A Long Beach local showcases her art
The festival welcomes artists from all over the country and around the world, but local artists are involved too. Tatiana Velazquez moved to Long Beach a couple years ago, joining the local art community. She's been doing street art and murals for around six years.
Velazquez was honored to do a mural for Pow Wow after following them for years.
"I never imagined I was gonna be part of [Pow Wow]," Velazquez said. "The days leading up to it I was really nervous, but once you start doing it, then it's like, 'OK, this is what I'm here for, I'm ready to paint.'"
The inspiration behind her art came from a dream she had years ago — of a three-eyed being. She'd recently been exploring figures with huge hats and started merging the two concepts in her art. Looking at her mural at Ashley's Bar in Long Beach, you see a majestic being looking down at you with the vibrant colors catching your eye — like a mystical dream.
Through Pow Wow, Velazquez was able to share her art and vision with not only other
"I made a lot of friends," Velazquez said. "'Just going to the events this week, you realize it's like a big family — everyone is so nice and supportive of each other."
She hopes that, at the end of the day, people smile and feel good when they see her mural.
From Florida to Long Beach
One of the many non-local artists that partook was "Evoca1," who's originally from the Dominican Republic but based out of Florida.
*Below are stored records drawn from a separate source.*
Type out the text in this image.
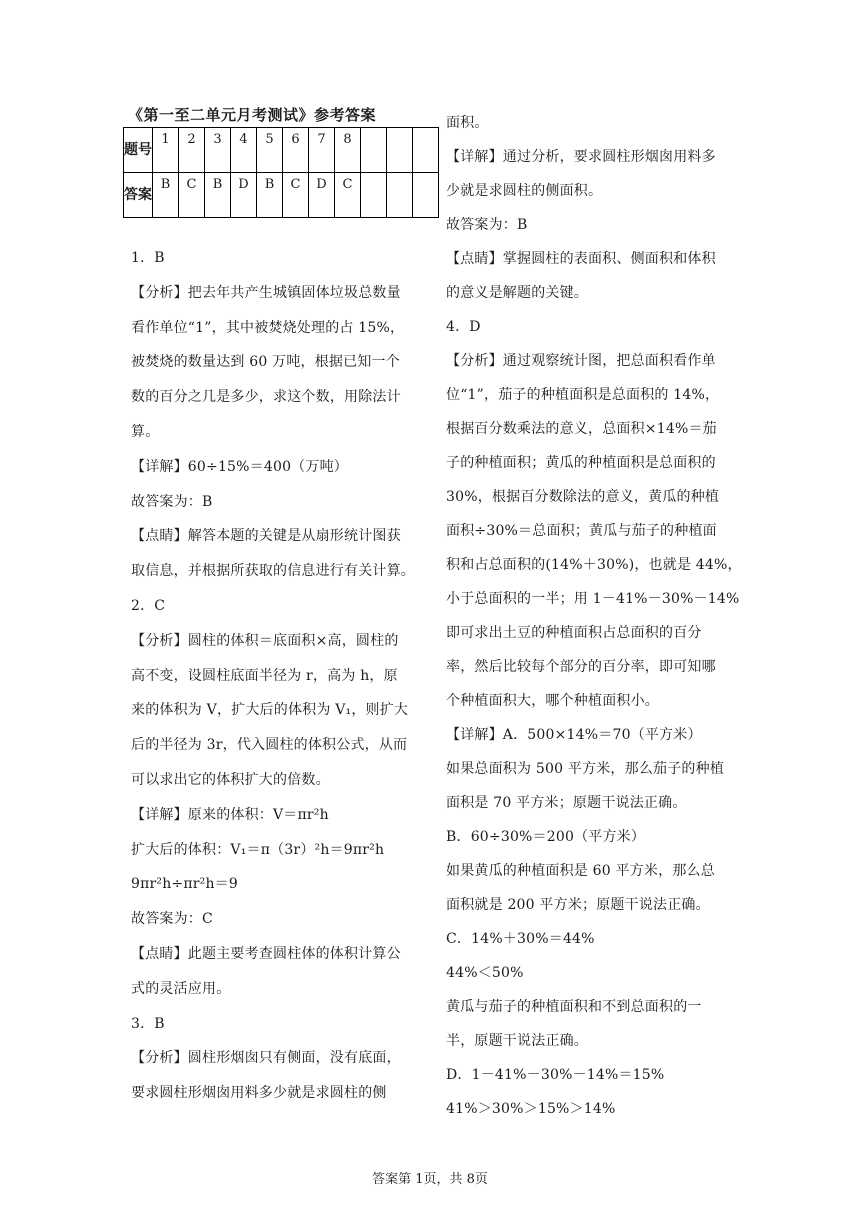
《第一至二单元月考测试》参考答案
题号	1	2	3	4	5	6	7	8			
答案	B	C	B	D	B	C	D	C			
1．B
【分析】把去年共产生城镇固体垃圾总数量
看作单位“1”，其中被焚烧处理的占 15%，
被焚烧的数量达到 60 万吨，根据已知一个
数的百分之几是多少，求这个数，用除法计
算。
【详解】60÷15%＝400（万吨）
故答案为：B
【点睛】解答本题的关键是从扇形统计图获
取信息，并根据所获取的信息进行有关计算。
2．C
【分析】圆柱的体积＝底面积×高，圆柱的
高不变，设圆柱底面半径为 r，高为 h，原
来的体积为 V，扩大后的体积为 V₁，则扩大
后的半径为 3r，代入圆柱的体积公式，从而
可以求出它的体积扩大的倍数。
【详解】原来的体积：V＝πr²h
扩大后的体积：V₁＝π（3r）²h＝9πr²h
9πr²h÷πr²h＝9
故答案为：C
【点睛】此题主要考查圆柱体的体积计算公
式的灵活应用。
3．B
【分析】圆柱形烟囱只有侧面，没有底面，
要求圆柱形烟囱用料多少就是求圆柱的侧
面积。
【详解】通过分析，要求圆柱形烟囱用料多
少就是求圆柱的侧面积。
故答案为：B
【点睛】掌握圆柱的表面积、侧面积和体积
的意义是解题的关键。
4．D
【分析】通过观察统计图，把总面积看作单
位“1”，茄子的种植面积是总面积的 14%，
根据百分数乘法的意义，总面积×14%＝茄
子的种植面积；黄瓜的种植面积是总面积的
30%，根据百分数除法的意义，黄瓜的种植
面积÷30%＝总面积；黄瓜与茄子的种植面
积和占总面积的(14%＋30%)，也就是 44%，
小于总面积的一半；用 1－41%－30%－14%
即可求出土豆的种植面积占总面积的百分
率，然后比较每个部分的百分率，即可知哪
个种植面积大，哪个种植面积小。
【详解】A．500×14%＝70（平方米）
如果总面积为 500 平方米，那么茄子的种植
面积是 70 平方米；原题干说法正确。
B．60÷30%＝200（平方米）
如果黄瓜的种植面积是 60 平方米，那么总
面积就是 200 平方米；原题干说法正确。
C．14%＋30%＝44%
44%＜50%
黄瓜与茄子的种植面积和不到总面积的一
半，原题干说法正确。
D．1－41%－30%－14%＝15%
41%＞30%＞15%＞14%
答案第 1页，共 8页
This wasn't his first Pow Wow event — he'd been invited to participate in the mural festival in Hawaii, which led to his invitation to participate in Long Beach's own event.
"People are super excited that I'm here," he said. "The whole time I've been here, they've been thanking me for painting the wall and beautifying the city. It's always great getting that feedback when you're painting — people get excited."
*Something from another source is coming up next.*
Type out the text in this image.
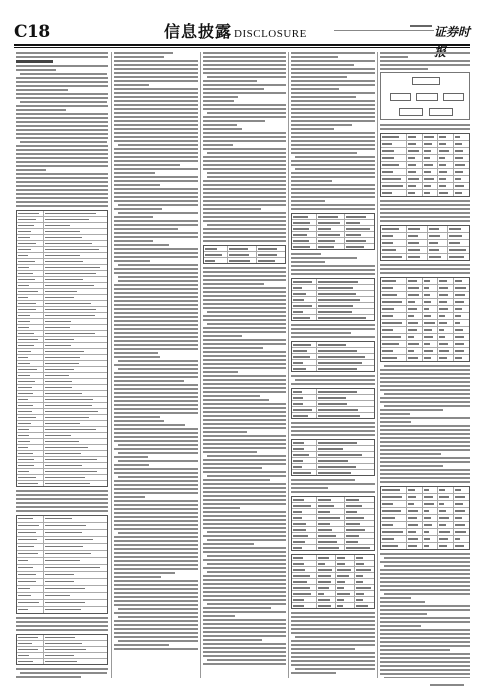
C18	信息披露 DISCLOSURE	证券时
Being part of the project's been a great opportunity for him and other artists, giving them the chance to travel the world and share their work with local communities. He cherishes the chance to leave a piece in the community for people to enjoy long after he's gone.
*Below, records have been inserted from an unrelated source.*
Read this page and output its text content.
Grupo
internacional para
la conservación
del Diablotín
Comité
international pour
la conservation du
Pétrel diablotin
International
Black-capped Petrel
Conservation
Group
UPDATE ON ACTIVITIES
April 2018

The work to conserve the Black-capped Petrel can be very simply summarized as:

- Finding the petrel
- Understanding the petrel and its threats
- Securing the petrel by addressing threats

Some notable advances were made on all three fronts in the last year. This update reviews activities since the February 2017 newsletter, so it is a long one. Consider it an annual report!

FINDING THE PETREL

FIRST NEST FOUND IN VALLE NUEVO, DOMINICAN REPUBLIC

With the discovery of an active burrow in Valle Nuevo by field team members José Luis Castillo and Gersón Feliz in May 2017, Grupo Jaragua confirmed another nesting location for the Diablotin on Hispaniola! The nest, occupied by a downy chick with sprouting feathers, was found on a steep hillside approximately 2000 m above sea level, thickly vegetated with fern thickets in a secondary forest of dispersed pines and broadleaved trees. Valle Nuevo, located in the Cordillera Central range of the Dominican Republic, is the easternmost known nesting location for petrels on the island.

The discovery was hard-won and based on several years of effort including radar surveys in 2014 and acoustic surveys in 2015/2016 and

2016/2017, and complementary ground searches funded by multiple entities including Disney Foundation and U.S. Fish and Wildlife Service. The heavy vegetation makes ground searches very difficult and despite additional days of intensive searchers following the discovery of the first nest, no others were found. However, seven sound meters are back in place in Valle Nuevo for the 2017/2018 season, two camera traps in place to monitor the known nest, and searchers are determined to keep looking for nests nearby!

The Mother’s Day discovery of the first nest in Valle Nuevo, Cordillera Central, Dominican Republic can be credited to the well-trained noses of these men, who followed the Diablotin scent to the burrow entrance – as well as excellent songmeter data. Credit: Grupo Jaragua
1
"I hide little messages in the wall for people to decipher," Evoca1 said. "Sometimes they're political or social issues, and I try to distract them for a bit, but also have them think what the painting is about."
He's been doing art for a long time, but it's been only five years since he started painting murals. He said that murals are a great way for him to connect
"I want them to explore something they haven't before, like a different culture or idea, to challenge them a bit," Evoca1 said.
As the week ended and he finished his piece, he said that nothing beats the feeling of conquering the wall and getting back on the plane home with the satisfaction of knowing you got it done.
A long way from home
The artist KozDos flew from Venezuela to participate in Pow Wow Long Beach. Through the art project ThinkSpace, he was invited to participate at Pow Wow. This was also his first time stepping foot in the United States.
"I really enjoyed the attention and the joyfulness here," he said. "[The festival's] also been really organized."
Every experience he had painting murals has been different, but he said they're all equally important. For KozDos, as an artist, they're essential as they help draw attention to his work.
He said he'd jump on the opportunity to come back and share his work in the U.S. But while he loved being part Pow Wow, he found the community interaction to be a bit of a struggle.
"For me, it's a bit complicated interacting with people," he said. " I'm mounted on a crane and I can't always interact with the [community], even though I'd want to."
Although he painted vigorously all week, there was at least a small crowd watching throughout the days, enjoying his work on one of the walls of Ashley's Bar in Long Beach. What he does combines elements of surrealism and nature, creating a powerful piece that leaves audiences standing in awe.
"I work with animals and human beings, and the confrontation between nature and self-awareness,"
On every wall he works with, he considers the elements within the wall — the paint, the composition. But the inspiration and conceptual thought of the piece is something personal to him, even when working with universal themes. His goal isn't to evoke a feeling in the community or individual when they see his art.
"Wanting to evoke emotions is a mistake — I think if you work hard, that energy will reflect in your art," he said. "It's like a true friendship that blooms by itself, not by force."
You can see his dedication through the details of his mural. Even as he was finishing his piece on the last day before his flight, his energy and dedication never wore off.
If you want to see more from these artists, check out the new exhibition at Long Beach Museum of Art featuring the works of Evoca1 and KozDos. "Vitality and Verve III" features many of the artists that took part in the Long Beach Pow! Wow! (OK, two more exclamation marks) festival.